Governors eye Medicaid cuts to ease COVID-19 budget pain
Governors facing huge budget shortfalls are eyeing cuts to Medicaid, even as millions of unemployed Americans flock to the health insurance program after losing their employer-based coverage.
States that are buckling under declining revenues and increased Medicaid enrollment due to COVID-19 say they may have no choice but to cut the program for the poor unless they get more financial support from the federal government.
“These are cuts that can be triggered and eliminated with the stroke of a pen,” California Gov. Gavin Newsom (D) said Thursday about cuts to Medicaid and other programs that will go in effect July 1 without help from Congress and President Trump.
Federal law requires states to balance their budgets, and during economic downturns, governors and state legislatures tend to cut costly programs like Medicaid. States as a whole could face budget shortfalls of $500 billion, according to one analysis by a University of Pennsylvania professor, meaning cuts could be particularly steep this time around.
Medicaid consumes about 20 percent of state budgets, with spending on the program spiking during recessions as more Americans sign up after losing their jobs.
Medicaid already covers 71 million people and enrollment is projected to increase anywhere from 10 million to 23 million over the next several months, according to Health Management Associates.
And because this economic downturn was caused by a pandemic, Medicaid spending is expected to increase even more as beneficiaries seek care for COVID-19 testing and treatment.
Cuts would result in a devastating blow to the social safety net when it is needed most, experts say.
“This isn’t like in 2008. In 2008, Medicaid programs weren’t dealing with a pandemic and a recession at the same time,” said Lindsey Browning, program director for Medicaid Operations for the National Association of Medicaid Directors (NAMD).
“We’re looking at much deeper cuts than in 2008 that underscores the pressing need for Congress to act now.”
Thirteen out of the 33 states with projections told the Kaiser Family Foundation they are anticipating Medicaid budget shortfalls for the current fiscal year, which ends June 30. Several of those states said broader reductions in overall revenue may require reductions in spending for Medicaid and other programs.
Of the 19 states with projections available for the upcoming fiscal year, 17 said a Medicaid budget shortfall is “almost certain” or “likely.”
To avoid shortfalls, NAMD and the National Governors Association have called for Congress to increase the federal government’s share of Medicaid funding to states by 5.2 percentage points.
Congress already approved a temporary 6.2 percentage point increase in a coronavirus response bill passed earlier this year, which will result in an extra $36 billion in Medicaid funds to states.
While that increase was helpful, experts say, more is needed to avoid painful Medicaid cuts as states franticly revise their budgets for the new fiscal year.
“Some states are directing all agencies to look for savings.
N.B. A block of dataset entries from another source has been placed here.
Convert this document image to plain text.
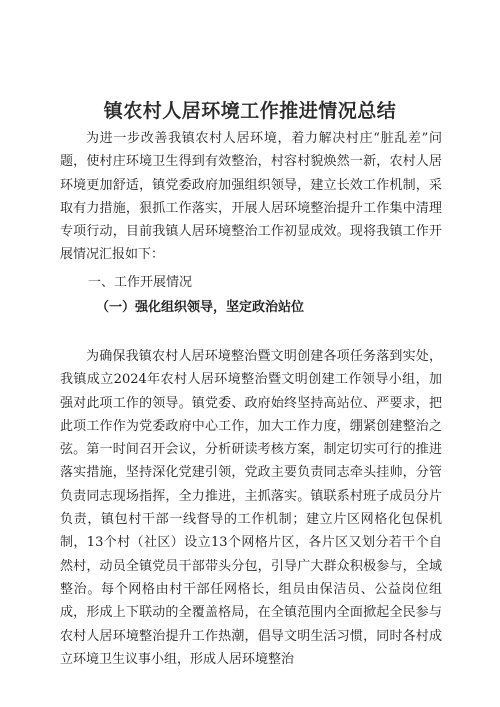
镇农村人居环境工作推进情况总结

为进一步改善我镇农村人居环境，着力解决村庄“脏乱差”问题，使村庄环境卫生得到有效整治，村容村貌焕然一新，农村人居环境更加舒适，镇党委政府加强组织领导，建立长效工作机制，采取有力措施，狠抓工作落实，开展人居环境整治提升工作集中清理专项行动，目前我镇人居环境整治工作初显成效。现将我镇工作开展情况汇报如下：

一、工作开展情况
（一）强化组织领导，坚定政治站位

为确保我镇农村人居环境整治暨文明创建各项任务落到实处，我镇成立2024年农村人居环境整治暨文明创建工作领导小组，加强对此项工作的领导。镇党委、政府始终坚持高站位、严要求，把此项工作作为党委政府中心工作，加大工作力度，绷紧创建整治之弦。第一时间召开会议，分析研读考核方案，制定切实可行的推进落实措施，坚持深化党建引领，党政主要负责同志牵头挂帅，分管负责同志现场指挥，全力推进，主抓落实。镇联系村班子成员分片负责，镇包村干部一线督导的工作机制；建立片区网格化包保机制，13个村（社区）设立13个网格片区，各片区又划分若干个自然村，动员全镇党员干部带头分包，引导广大群众积极参与，全域整治。每个网格由村干部任网格长，组员由保洁员、公益岗位组成，形成上下联动的全覆盖格局，在全镇范围内全面掀起全民参与农村人居环境整治提升工作热潮，倡导文明生活习惯，同时各村成立环境卫生议事小组，形成人居环境整治
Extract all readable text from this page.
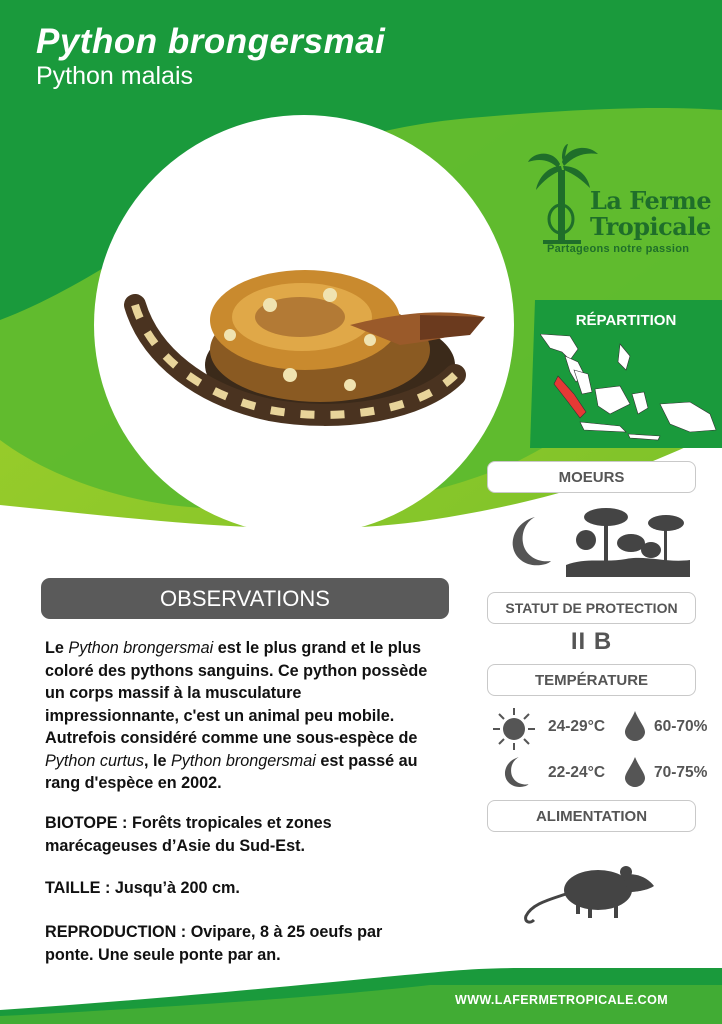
Python brongersmai
Python malais
La Ferme
Tropicale
Partageons notre passion
RÉPARTITION
MOEURS
STATUT DE PROTECTION
II B
TEMPÉRATURE
24-29°C	60-70%
22-24°C	70-75%
ALIMENTATION
OBSERVATIONS
Le Python brongersmai est le plus grand et le plus coloré des pythons sanguins. Ce python possède un corps massif à la musculature impressionnante, c'est un animal peu mobile. Autrefois considéré comme une sous-espèce de Python curtus, le Python brongersmai est passé au rang d'espèce en 2002.
BIOTOPE : Forêts tropicales et zones marécageuses d’Asie du Sud-Est.
TAILLE : Jusqu’à 200 cm.
REPRODUCTION : Ovipare, 8 à 25 oeufs par ponte. Une seule ponte par an.
WWW.LAFERMETROPICALE.COM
I don’t think Medicaid can escape from those types of things because it is a big piece of state budgets, but it’s going to be a difficult puzzle given the magnitude of the economic issues,” said Robin Rudowitz, co-director for the Program on Medicaid and the Uninsured at the Kaiser Family Foundation.
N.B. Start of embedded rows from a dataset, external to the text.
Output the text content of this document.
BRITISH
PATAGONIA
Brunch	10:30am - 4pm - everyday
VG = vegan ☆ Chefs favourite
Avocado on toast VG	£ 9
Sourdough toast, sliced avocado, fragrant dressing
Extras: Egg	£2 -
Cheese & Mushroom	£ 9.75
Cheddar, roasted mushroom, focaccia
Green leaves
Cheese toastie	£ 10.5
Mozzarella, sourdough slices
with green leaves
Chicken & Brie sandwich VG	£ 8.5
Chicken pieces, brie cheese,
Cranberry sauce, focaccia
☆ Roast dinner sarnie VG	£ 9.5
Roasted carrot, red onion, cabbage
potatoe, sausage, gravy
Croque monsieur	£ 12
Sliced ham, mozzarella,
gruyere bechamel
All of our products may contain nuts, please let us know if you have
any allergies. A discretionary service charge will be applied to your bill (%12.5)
“There are limited options for states to save a lot of money in the Medicaid program without making some drastic changes.”
Federal law prohibits states receiving increased Medicaid funding from cutting benefits, increasing premiums or restricting eligibility — restrictions Congress put in place to protect beneficiaries from losing coverage during the pandemic.
That means in order to find savings, states turn to cutting provider rates, which some experts say could be disastrous.
Medicaid providers are already struggling as fewer patients come in for routine services and procedures. Providers may close down, cut services or leave the Medicaid program if rates are cut, reducing access for beneficiaries. Medicaid rates are already typically lower than rates paid by Medicare and private insurance.
“The Medicaid provider network is highly stressed and particularly fragile,” said Edwin Park, a research professor and Medicaid expert at the Georgetown University McCourt School of Public Policy.
“If you cut Medicaid rates, the impact on access would likely be much more harmful than even after a typical recession where states look to cut Medicaid and they look to cut provider payments.”
House Democrats passed a COVID-19 response bill Friday that would once again boost the federal government’s share of Medicaid funding, this time by 7.8 percentage points. However, Senate Majority Leader Mitch McConnell (R-Ky.) has called the bill “dead on arrival,” and has repeatedly shot down the idea of sending more help to state governments.
But those comments have drawn criticism from members of both parties, including the bipartisan chairs of the National Governors Association.
“With widespread bipartisan agreement on the need for this assistance, we cannot afford a partisan process that turns this urgent relief into another political football,” Maryland Gov. Larry Hogan (R) and New York Gov. Andrew Cuomo (D) said this week in a joint statement.
“This is not a red state or blue state crisis. This is a red white and blue pandemic. The coronavirus is apolitical. It does not attack Democrats or Republicans. It attacks Americans.”